Trump bros’ drone venture could cash in on $54B Pentagon spending surge

The Trump administration is reportedly in talks to provide funding to several drone companies, including Unusual Machines and Sequoia Capital-backed Neros.

This move aligns with what has been termed a “presidential priority” for drone dominance within President Trump’s proposed $1.5 trillion defense budget for fiscal year 2027.

According to the Wall Street Journal, citing sources familiar with the matter, these discussions have been ongoing for months between private firms and the Pentagon, involving the Office of Strategic Capital – a Biden-era lending unit focused on national security supply chains.

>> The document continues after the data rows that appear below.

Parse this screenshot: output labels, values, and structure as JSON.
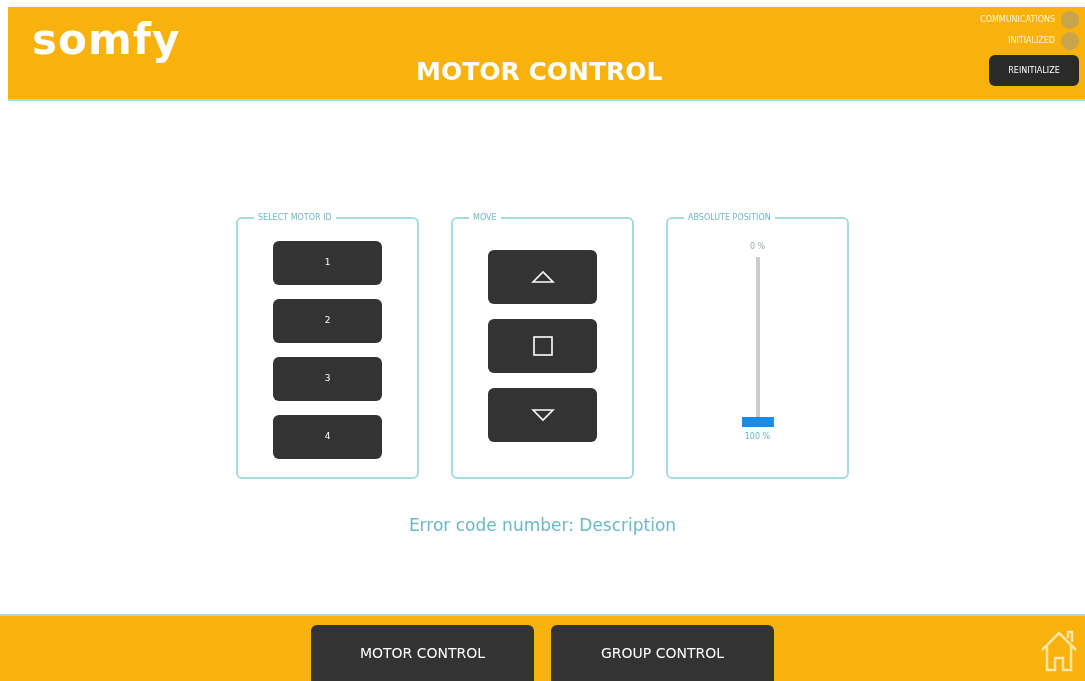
{
  "header": {
    "logo": "somfy",
    "title": "MOTOR CONTROL",
    "indicators": [
      {
        "label": "COMMUNICATIONS",
        "on": false
      },
      {
        "label": "INITIALIZED",
        "on": false
      }
    ],
    "reinitialize_button": "REINITIALIZE"
  },
  "panels": [
    {
      "kind": "motors",
      "title": "SELECT MOTOR ID",
      "buttons": [
        "1",
        "2",
        "3",
        "4"
      ]
    },
    {
      "kind": "move",
      "title": "MOVE",
      "buttons": [
        {
          "kind": "up"
        },
        {
          "kind": "stop"
        },
        {
          "kind": "down"
        }
      ]
    },
    {
      "kind": "position",
      "title": "ABSOLUTE POSITION",
      "top_label": "0 %",
      "bottom_label": "100 %"
    }
  ],
  "error_message": "Error code number: Description",
  "footer": {
    "tabs": [
      {
        "label": "MOTOR CONTROL"
      },
      {
        "label": "GROUP CONTROL"
      }
    ]
  }
}
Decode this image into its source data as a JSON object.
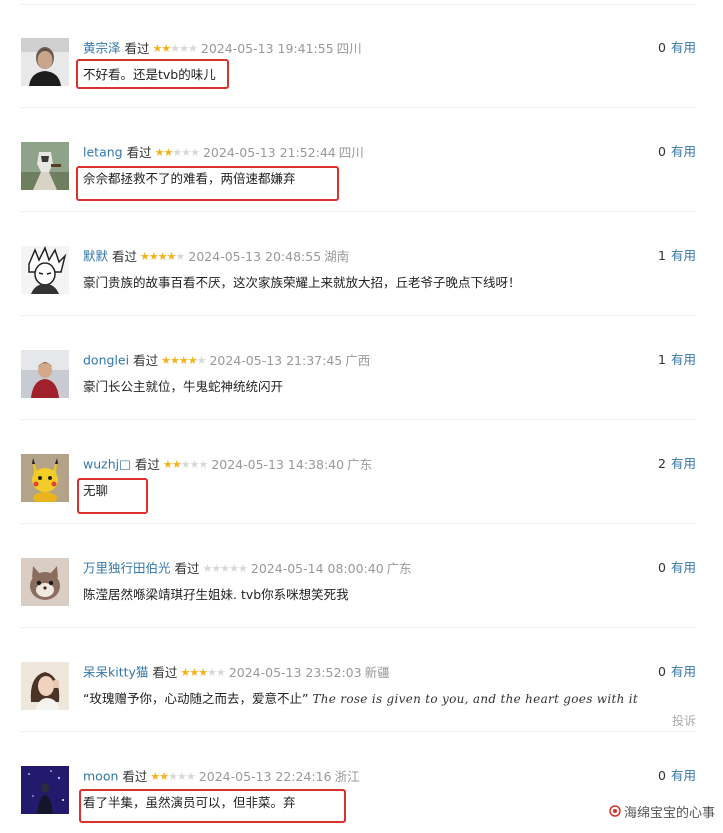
{
  "action_label": "看过",
  "vote_label": "有用",
  "report_label": "投诉",
  "colors": {
    "user_link": "#3377aa",
    "star_on": "#f5b21b",
    "star_off": "#d8d8d8",
    "highlight": "#d9322a"
  },
  "comments": [
    {
      "user": "黄宗泽",
      "rating": 2,
      "time": "2024-05-13 19:41:55",
      "region": "四川",
      "votes": "0",
      "content": "不好看。还是tvb的味儿",
      "highlighted": true,
      "avatar": "portrait-man"
    },
    {
      "user": "letang",
      "rating": 2,
      "time": "2024-05-13 21:52:44",
      "region": "四川",
      "votes": "0",
      "content": "佘佘都拯救不了的难看，两倍速都嫌弃",
      "highlighted": true,
      "avatar": "game-character"
    },
    {
      "user": "默默",
      "rating": 4,
      "time": "2024-05-13 20:48:55",
      "region": "湖南",
      "votes": "1",
      "content": "豪门贵族的故事百看不厌，这次家族荣耀上来就放大招，丘老爷子晚点下线呀！",
      "highlighted": false,
      "avatar": "anime-white-hair"
    },
    {
      "user": "donglei",
      "rating": 4,
      "time": "2024-05-13 21:37:45",
      "region": "广西",
      "votes": "1",
      "content": "豪门长公主就位，牛鬼蛇神统统闪开",
      "highlighted": false,
      "avatar": "portrait-red-coat"
    },
    {
      "user": "wuzhj□",
      "rating": 2,
      "time": "2024-05-13 14:38:40",
      "region": "广东",
      "votes": "2",
      "content": "无聊",
      "highlighted": true,
      "avatar": "pikachu"
    },
    {
      "user": "万里独行田伯光",
      "rating": 0,
      "time": "2024-05-14 08:00:40",
      "region": "广东",
      "votes": "0",
      "content": "陈滢居然喺梁靖琪孖生姐妹. tvb你系咪想笑死我",
      "highlighted": false,
      "avatar": "cat-toy"
    },
    {
      "user": "呆呆kitty猫",
      "rating": 3,
      "time": "2024-05-13 23:52:03",
      "region": "新疆",
      "votes": "0",
      "content": "“玫瑰赠予你，心动随之而去，爱意不止”",
      "content_en": "The rose is given to you, and the heart goes with it",
      "show_report": true,
      "highlighted": false,
      "avatar": "portrait-woman"
    },
    {
      "user": "moon",
      "rating": 2,
      "time": "2024-05-13 22:24:16",
      "region": "浙江",
      "votes": "0",
      "content": "看了半集，虽然演员可以，但非菜。弃",
      "highlighted": true,
      "avatar": "night-figure"
    }
  ],
  "watermark": "海绵宝宝的心事"
}
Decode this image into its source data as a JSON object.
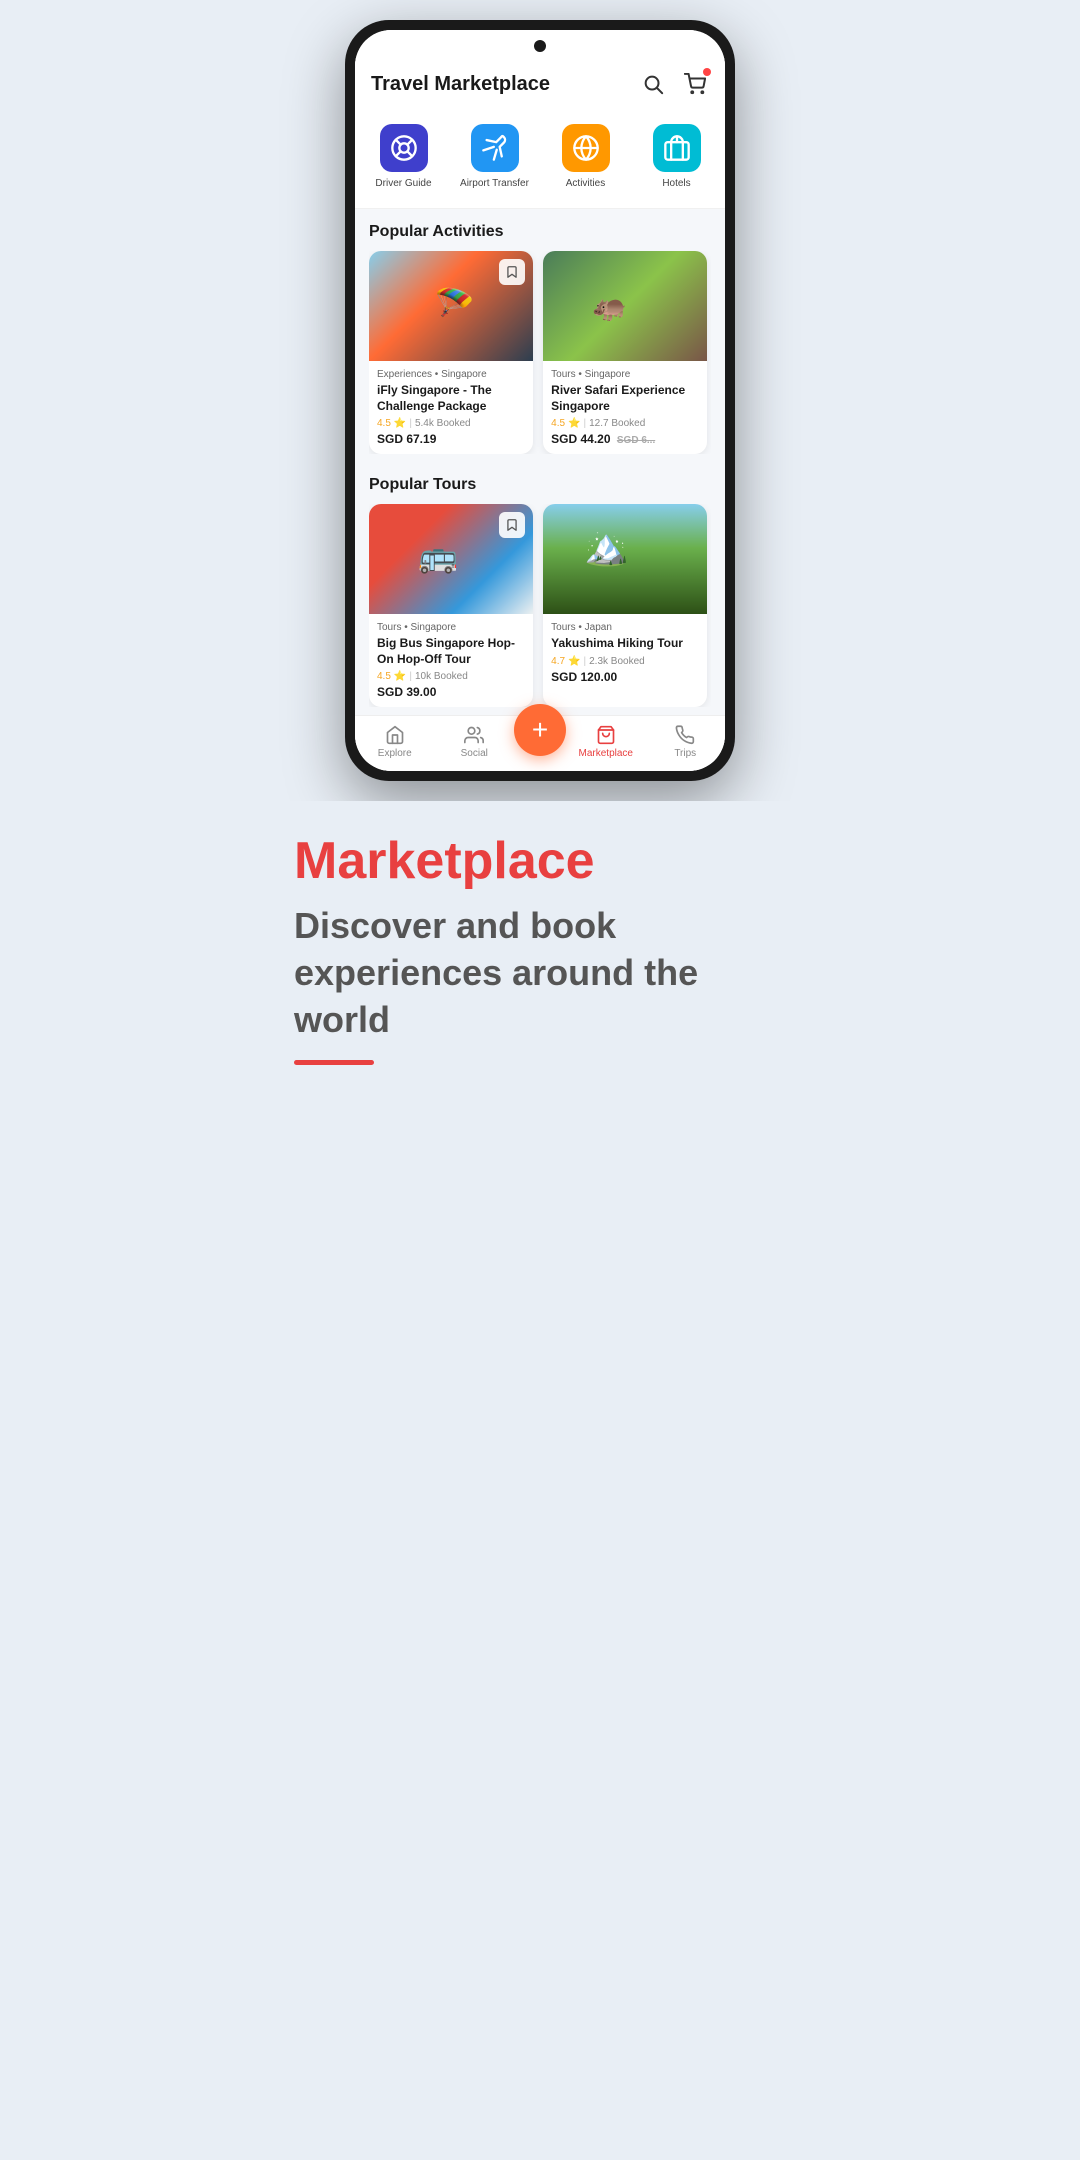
{
  "header": {
    "title": "Travel Marketplace",
    "search_label": "search",
    "cart_label": "cart"
  },
  "categories": [
    {
      "id": "driver-guide",
      "label": "Driver Guide",
      "bg_color": "#3f3fcc",
      "icon": "🚗"
    },
    {
      "id": "airport-transfer",
      "label": "Airport Transfer",
      "bg_color": "#2196f3",
      "icon": "✈️"
    },
    {
      "id": "activities",
      "label": "Activities",
      "bg_color": "#ff9800",
      "icon": "🧭"
    },
    {
      "id": "hotels",
      "label": "Hotels",
      "bg_color": "#00bcd4",
      "icon": "🏨"
    }
  ],
  "popular_activities": {
    "section_title": "Popular Activities",
    "cards": [
      {
        "id": "ifly",
        "subtitle": "Experiences • Singapore",
        "title": "iFly Singapore - The Challenge Package",
        "rating": "4.5",
        "booked": "5.4k Booked",
        "price": "SGD 67.19",
        "original_price": null,
        "img_class": "img-ifly"
      },
      {
        "id": "river-safari",
        "subtitle": "Tours • Singapore",
        "title": "River Safari Experience Singapore",
        "rating": "4.5",
        "booked": "12.7 Booked",
        "price": "SGD 44.20",
        "original_price": "SGD 6...",
        "img_class": "img-safari"
      }
    ]
  },
  "popular_tours": {
    "section_title": "Popular Tours",
    "cards": [
      {
        "id": "big-bus",
        "subtitle": "Tours • Singapore",
        "title": "Big Bus Singapore Hop-On Hop-Off Tour",
        "rating": "4.5",
        "booked": "10k Booked",
        "price": "SGD 39.00",
        "original_price": null,
        "img_class": "img-bus"
      },
      {
        "id": "yakushima",
        "subtitle": "Tours • Japan",
        "title": "Yakushima Hiking Tour",
        "rating": "4.7",
        "booked": "2.3k Booked",
        "price": "SGD 120.00",
        "original_price": null,
        "img_class": "img-mountain"
      }
    ]
  },
  "bottom_nav": {
    "items": [
      {
        "id": "explore",
        "label": "Explore",
        "icon": "🔍",
        "active": false
      },
      {
        "id": "social",
        "label": "Social",
        "icon": "👥",
        "active": false
      },
      {
        "id": "fab",
        "label": "+",
        "active": false
      },
      {
        "id": "marketplace",
        "label": "Marketplace",
        "icon": "🛍️",
        "active": true
      },
      {
        "id": "trips",
        "label": "Trips",
        "icon": "🧳",
        "active": false
      }
    ],
    "fab_label": "+"
  },
  "below_phone": {
    "heading": "Marketplace",
    "description": "Discover and book experiences around the world",
    "accent_color": "#e84040"
  }
}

Unusual Machines, a drone components maker, counts Donald Trump Jr. as an adviser, while Neros specializes in autonomous drones.

While Unusual Machines is also involved in another deal backed by Trump Jr. and his brother, Eric, with a Chinese drone maker.

Pete Hegseth’s Department of Defense has requested over $54 billion for the Defense Autonomous Warfare Group, the department’s drone arm. That’s up from a previous budget of $225 million.

Performance Drone Works, a supplier of reconnaissance drones to the U.S. Army, is also under consideration. Funding proposals include a mix of debt and equity, potentially giving the government ownership stakes.

Reuters could not immediately verify the report. The White House, the Pentagon, and the companies involved did not immediately respond to requests for comment.